Modern programming frequently requires generalised notions of program equivalence based on a metric or a similar structure. Previous work addressed this challenge by introducing the notion of a V-equation, i.e. an equation labelled by an element of a quantale V, which covers inter alia (ultra-)metric, classical, and fuzzy (in)equations. It also introduced a V-equational system for the linear variant of lambda-calculus where any given resource must be used exactly once. In this paper we drop the (often too strict) linearity constraint by adding graded modal types which allow multiple uses of a resource in a controlled manner. We show that such a control, whilst providing more expressivity to the programmer, also interacts more richly with V-equations than the linear or Cartesian cases. Our main result is the introduction of a sound and complete V-equational system for a lambda-calculus with graded modal types interpreted by what we call a Lipschitz exponential comonad. We also show how to build such comonads canonically via a universal construction, and use our results to derive graded metric equational systems (and corresponding models) for programs with timed and probabilistic behaviour.

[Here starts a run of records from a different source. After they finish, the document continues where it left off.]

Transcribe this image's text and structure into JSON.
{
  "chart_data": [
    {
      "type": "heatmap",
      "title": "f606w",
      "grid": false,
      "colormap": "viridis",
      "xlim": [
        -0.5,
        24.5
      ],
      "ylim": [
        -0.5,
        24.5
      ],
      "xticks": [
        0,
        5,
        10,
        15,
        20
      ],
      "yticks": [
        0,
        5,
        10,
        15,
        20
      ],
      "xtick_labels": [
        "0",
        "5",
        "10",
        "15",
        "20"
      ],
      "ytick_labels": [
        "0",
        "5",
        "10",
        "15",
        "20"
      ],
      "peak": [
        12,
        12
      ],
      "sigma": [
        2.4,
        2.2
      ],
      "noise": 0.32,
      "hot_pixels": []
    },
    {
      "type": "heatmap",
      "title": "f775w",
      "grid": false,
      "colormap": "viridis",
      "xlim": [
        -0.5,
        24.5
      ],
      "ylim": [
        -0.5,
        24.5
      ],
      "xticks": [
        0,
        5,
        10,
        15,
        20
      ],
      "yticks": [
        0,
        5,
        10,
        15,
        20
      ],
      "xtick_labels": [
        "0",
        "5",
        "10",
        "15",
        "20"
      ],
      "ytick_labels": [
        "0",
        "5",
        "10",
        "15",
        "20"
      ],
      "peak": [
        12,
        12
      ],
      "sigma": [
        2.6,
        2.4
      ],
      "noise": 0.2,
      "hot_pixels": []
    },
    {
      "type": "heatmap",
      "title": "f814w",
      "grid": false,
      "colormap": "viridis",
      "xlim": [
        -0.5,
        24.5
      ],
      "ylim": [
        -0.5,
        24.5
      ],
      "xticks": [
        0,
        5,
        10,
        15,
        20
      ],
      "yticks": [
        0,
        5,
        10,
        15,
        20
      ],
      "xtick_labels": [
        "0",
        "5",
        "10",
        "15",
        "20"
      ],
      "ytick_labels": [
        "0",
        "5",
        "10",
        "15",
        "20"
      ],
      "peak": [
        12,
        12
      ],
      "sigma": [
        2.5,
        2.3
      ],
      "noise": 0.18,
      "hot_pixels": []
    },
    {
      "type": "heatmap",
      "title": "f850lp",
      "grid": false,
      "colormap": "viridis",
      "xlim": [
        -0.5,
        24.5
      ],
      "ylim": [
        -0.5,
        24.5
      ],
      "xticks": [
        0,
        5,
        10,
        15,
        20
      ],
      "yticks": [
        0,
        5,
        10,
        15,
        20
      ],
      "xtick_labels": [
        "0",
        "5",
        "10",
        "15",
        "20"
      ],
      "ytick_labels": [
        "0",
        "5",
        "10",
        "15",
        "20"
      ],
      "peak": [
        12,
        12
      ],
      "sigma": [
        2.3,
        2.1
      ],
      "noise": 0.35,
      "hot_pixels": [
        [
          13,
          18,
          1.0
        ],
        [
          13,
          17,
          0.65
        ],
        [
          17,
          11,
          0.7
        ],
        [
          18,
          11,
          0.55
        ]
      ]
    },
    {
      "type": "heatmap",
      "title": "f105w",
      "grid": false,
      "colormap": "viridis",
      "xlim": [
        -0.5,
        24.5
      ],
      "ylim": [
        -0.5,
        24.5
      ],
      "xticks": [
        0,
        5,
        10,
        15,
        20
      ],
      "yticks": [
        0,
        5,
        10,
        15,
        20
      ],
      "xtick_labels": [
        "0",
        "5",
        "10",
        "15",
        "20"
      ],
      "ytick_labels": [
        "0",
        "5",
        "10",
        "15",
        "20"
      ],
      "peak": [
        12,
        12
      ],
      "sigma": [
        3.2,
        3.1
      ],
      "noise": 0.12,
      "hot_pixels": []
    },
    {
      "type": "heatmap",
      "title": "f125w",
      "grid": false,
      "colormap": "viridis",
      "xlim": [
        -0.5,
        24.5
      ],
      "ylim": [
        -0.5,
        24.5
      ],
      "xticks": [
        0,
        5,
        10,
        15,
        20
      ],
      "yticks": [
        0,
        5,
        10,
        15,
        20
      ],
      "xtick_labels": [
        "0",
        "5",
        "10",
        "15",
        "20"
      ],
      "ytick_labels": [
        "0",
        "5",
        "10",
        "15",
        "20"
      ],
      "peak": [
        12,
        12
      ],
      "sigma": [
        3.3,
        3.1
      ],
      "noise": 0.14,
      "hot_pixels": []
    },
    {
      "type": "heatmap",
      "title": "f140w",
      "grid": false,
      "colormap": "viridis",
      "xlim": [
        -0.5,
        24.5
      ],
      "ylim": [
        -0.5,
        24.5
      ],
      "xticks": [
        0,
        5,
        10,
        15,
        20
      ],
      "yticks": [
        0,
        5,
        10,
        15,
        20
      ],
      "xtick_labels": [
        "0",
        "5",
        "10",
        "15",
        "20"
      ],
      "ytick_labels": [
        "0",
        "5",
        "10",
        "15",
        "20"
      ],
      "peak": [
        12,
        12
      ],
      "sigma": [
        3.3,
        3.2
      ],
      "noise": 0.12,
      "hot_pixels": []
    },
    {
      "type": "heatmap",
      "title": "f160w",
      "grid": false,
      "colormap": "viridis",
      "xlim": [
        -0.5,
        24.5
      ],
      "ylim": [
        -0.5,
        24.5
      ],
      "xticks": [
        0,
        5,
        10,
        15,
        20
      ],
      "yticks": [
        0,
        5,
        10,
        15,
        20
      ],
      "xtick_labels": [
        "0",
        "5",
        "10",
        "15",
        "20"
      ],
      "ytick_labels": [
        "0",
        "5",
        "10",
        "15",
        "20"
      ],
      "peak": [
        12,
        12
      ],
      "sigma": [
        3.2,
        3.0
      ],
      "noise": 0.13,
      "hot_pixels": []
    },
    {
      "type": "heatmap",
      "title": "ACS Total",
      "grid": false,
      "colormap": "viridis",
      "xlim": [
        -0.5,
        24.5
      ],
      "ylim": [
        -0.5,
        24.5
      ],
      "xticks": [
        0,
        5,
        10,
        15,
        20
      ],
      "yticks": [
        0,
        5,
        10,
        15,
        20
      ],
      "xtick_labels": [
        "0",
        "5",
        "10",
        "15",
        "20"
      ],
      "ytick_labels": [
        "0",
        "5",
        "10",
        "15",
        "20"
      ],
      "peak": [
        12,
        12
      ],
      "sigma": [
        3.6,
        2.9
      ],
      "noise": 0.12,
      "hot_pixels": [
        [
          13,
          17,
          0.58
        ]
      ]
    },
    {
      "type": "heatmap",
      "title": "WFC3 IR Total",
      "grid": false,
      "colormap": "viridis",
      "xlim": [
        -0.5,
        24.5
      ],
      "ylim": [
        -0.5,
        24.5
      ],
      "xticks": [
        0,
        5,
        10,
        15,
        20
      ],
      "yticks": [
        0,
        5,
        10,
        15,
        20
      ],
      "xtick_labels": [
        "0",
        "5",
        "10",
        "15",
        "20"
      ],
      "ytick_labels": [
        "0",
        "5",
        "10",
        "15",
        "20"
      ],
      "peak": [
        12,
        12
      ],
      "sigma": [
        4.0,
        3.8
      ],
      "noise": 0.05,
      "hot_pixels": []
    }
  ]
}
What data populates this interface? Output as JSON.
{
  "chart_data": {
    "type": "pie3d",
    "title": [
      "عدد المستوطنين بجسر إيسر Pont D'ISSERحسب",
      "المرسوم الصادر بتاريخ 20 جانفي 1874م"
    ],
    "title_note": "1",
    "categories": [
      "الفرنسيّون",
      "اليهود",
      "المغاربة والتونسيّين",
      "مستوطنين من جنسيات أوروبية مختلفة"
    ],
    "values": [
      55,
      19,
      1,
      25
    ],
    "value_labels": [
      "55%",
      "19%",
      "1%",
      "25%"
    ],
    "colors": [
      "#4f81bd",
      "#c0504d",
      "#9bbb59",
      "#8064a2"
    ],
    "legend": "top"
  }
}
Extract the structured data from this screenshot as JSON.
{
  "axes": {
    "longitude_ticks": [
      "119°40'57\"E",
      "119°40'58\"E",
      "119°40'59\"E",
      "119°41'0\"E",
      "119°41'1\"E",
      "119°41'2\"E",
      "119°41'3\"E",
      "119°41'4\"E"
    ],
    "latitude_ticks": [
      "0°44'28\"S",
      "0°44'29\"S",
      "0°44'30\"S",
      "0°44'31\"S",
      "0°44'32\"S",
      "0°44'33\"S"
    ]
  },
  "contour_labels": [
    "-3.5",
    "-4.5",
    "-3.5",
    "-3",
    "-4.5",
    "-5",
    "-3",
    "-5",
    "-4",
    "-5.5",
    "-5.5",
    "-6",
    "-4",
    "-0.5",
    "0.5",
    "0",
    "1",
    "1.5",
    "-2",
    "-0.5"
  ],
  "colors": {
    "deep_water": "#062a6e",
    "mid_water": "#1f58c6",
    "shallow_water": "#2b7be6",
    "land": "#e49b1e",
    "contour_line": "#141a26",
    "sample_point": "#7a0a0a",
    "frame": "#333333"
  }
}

翻译：现代编程常需基于度量或类似结构对程序等价性进行广义刻画。已有工作通过引入V-等式概念应对该挑战——即由量词V中元素标记的等式，涵盖（超）度量等式、经典等式及模糊（不）等式。该工作同时提出了线性λ演算的V-等式系统，其中所有资源必须恰好使用一次。本文通过引入分阶模态类型，在受控方式下允许资源的多次使用，从而解除（通常过于严格的）线性约束。研究表明：相较于线性或笛卡尔情形，此类控制不仅为程序员提供更强表达能力，还与V-等式产生更丰富的交互作用。我们的主要成果是提出一个基于分阶模态类型的λ演算的完备V-等式系统，该系统通过我们称之为Lipschitz指数余单子进行解释。我们还展示了如何通过泛构造方法规范地构建此类余单子，并利用所得结果为具有时序和概率行为的程序导出分阶度量等式系统（及相应模型）。